Per mesi abbiamo discusso preoccupati dell’escalation eventuale del conflitto, ora fatichiamo a immaginare cos’altro possa ancora accadere. Ci sono centinaia di migliaia di persone costrette a spostarsi per sfuggire alle bombe, “come in un flipper”, per citare il segretario generale dell’ONU; le incursioni dell’esercito per colpire capi o miliziani di Hamas determinano ogni volta decine di morti civili (e no, non può bastare ripetere all’infinito che “si nascondono nei campi profughi e usano i bambini come scudi umani”); Gaza sta fronteggiando una crisi umanitaria senza precedenti, ha la quasi totalità delle infrastrutture distrutte e ci vorranno anni e miliardi di dollari per la ricostruzione; le autorità israeliane non mostrano più alcuna remora a colpire le sedi dell’UNRWA, ospedali, scuole e mercati.

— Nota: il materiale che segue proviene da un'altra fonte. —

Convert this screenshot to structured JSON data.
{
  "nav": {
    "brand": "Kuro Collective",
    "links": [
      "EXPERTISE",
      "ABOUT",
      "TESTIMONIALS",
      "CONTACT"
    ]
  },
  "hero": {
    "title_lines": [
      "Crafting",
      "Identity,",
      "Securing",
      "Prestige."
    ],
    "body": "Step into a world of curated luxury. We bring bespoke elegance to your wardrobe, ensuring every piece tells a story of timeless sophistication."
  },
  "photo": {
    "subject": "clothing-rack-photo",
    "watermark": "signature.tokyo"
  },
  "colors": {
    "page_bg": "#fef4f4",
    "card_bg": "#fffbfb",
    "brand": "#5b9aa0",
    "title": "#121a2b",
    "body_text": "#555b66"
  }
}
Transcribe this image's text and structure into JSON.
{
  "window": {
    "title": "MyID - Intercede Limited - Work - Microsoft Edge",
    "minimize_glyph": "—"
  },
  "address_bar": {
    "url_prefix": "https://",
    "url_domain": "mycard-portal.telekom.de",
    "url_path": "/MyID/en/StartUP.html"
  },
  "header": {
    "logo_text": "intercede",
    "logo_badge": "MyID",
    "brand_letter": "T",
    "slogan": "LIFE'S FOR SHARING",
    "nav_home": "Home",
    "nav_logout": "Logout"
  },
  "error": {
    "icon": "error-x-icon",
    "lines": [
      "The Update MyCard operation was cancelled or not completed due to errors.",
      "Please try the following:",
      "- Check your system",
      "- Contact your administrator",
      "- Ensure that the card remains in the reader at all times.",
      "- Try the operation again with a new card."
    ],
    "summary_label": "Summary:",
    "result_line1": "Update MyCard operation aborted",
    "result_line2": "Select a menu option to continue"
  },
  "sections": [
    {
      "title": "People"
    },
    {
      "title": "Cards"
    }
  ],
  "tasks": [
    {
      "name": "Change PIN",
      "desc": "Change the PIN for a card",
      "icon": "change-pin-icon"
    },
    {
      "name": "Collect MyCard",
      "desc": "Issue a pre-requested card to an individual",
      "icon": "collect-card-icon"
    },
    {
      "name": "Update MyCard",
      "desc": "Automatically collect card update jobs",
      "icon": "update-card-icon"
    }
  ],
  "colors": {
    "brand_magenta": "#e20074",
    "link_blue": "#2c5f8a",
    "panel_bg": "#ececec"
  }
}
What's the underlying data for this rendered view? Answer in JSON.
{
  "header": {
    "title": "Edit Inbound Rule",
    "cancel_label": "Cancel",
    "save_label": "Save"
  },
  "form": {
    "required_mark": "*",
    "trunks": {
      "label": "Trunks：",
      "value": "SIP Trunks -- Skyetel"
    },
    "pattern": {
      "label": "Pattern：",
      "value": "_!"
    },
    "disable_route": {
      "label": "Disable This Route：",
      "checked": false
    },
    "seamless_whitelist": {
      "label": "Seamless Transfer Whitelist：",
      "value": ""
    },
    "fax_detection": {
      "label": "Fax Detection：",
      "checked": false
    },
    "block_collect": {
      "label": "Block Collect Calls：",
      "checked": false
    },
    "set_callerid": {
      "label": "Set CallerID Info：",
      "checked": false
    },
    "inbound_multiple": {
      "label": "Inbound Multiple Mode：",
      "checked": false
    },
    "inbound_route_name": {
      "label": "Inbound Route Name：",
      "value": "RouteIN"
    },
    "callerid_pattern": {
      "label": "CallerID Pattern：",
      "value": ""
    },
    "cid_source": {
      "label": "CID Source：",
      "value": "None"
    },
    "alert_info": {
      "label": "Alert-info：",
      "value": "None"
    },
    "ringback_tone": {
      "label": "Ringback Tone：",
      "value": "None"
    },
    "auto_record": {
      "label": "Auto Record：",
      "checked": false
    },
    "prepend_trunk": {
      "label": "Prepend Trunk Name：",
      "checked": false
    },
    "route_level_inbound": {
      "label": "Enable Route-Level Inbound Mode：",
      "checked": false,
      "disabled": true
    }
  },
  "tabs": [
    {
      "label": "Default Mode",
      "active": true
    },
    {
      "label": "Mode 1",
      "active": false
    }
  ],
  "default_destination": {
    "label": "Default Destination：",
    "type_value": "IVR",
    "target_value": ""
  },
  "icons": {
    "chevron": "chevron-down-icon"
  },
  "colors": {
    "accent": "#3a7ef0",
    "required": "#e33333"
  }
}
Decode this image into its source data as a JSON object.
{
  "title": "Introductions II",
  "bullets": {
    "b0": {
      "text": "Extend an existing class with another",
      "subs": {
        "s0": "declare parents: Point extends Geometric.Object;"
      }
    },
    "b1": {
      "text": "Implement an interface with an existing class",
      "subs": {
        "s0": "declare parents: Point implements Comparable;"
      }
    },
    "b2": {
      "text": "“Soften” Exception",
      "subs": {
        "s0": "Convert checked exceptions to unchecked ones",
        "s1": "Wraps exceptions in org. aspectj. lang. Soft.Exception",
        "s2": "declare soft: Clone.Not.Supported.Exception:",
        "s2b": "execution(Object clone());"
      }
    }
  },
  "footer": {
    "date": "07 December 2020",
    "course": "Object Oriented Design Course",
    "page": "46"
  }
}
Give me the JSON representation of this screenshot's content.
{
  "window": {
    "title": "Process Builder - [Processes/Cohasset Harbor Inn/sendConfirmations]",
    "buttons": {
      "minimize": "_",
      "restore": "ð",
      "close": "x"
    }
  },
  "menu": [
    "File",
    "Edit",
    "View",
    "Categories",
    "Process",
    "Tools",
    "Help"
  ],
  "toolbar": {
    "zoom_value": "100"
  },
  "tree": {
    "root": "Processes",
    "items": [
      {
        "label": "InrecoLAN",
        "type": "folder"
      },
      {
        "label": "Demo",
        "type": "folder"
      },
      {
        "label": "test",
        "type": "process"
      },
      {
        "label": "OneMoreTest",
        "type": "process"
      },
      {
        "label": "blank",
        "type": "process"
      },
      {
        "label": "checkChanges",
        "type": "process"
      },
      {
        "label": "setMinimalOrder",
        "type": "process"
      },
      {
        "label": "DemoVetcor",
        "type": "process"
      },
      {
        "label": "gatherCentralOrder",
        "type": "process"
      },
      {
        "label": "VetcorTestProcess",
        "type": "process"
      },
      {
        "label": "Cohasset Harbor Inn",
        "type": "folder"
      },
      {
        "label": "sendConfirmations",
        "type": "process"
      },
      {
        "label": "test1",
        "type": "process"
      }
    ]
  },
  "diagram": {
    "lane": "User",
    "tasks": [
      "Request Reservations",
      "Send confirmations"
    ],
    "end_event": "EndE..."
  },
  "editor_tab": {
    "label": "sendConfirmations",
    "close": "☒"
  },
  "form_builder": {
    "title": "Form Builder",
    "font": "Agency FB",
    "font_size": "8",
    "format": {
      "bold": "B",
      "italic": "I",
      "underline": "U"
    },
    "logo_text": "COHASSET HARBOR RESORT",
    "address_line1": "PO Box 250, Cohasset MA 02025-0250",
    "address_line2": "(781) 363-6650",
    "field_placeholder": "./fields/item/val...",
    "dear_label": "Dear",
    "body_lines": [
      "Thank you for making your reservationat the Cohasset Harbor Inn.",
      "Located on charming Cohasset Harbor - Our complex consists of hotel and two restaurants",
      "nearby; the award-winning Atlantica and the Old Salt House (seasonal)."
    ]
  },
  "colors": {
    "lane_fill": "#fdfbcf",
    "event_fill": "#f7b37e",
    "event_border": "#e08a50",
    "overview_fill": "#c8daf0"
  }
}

E c’è il dato politico in senso stretto, che parla di un’incapacità diffusa di trovare una via d’uscita. Il governo Nethanyau continua a parlare di svolte imminenti, mentre l'intera area mediorientale è in fiamme e si moltiplicano i raid all'esterno del territorio israeliano (Libano e Yemen). Mentre cresce il timore di un allargamento ulteriore del conflitto su scala regionale (specie dopo l’azione Houthi a Tel Aviv), la comunità internazionale è sempre più spaccata e incapace di agire concretamente per limitare le azioni del governo israeliano. L’impressione è quella di un forzato stand by fino a novembre, quando le presidenziali americane potrebbero rivoluzionare il quadro geopolitico internazionale (non sfuggirà il tentativo di Trump di addossare l’intera colpa del disastro di Gaza all’amministrazione Biden).
Nel frattempo, la Corte di Giustizia Internazionale ha condannato l’occupazione israeliana nella West Bank e a Gerusalemme Est, chiedendo l’immediata evacuazione degli insediamenti illegali. Ma non solo, perché l’ICJ ha parlato di “discriminazione sistematica, segregazione e apartheid” in Cisgiordania, ribadendo di considerare Gaza “effettivamente occupata da Israele”, nonostante il ritiro dalla Striscia del 2005. Decisione contestata da Nethanyau, che ormai ha sdoganato completamente l'idea che IDF possa colpire ovunque e chiunque, a prescindere dalle vittime civili e dalle conseguenze, purché si tratti di fare "passi avanti" contro Hamas.
È un vicolo cieco, in gran parte determinato dalle scelte del governo di Tel Aviv, lo notano da tempo anche osservatori israeliani indipendenti. Che ha prodotto una certa assuefazione nell'opinione pubblica internazionale, con la normalizzazione delle notizie più aberranti di un conflitto che ha prodotto decine di migliaia di morti e conseguenze che ancora non siamo in grado di valutare.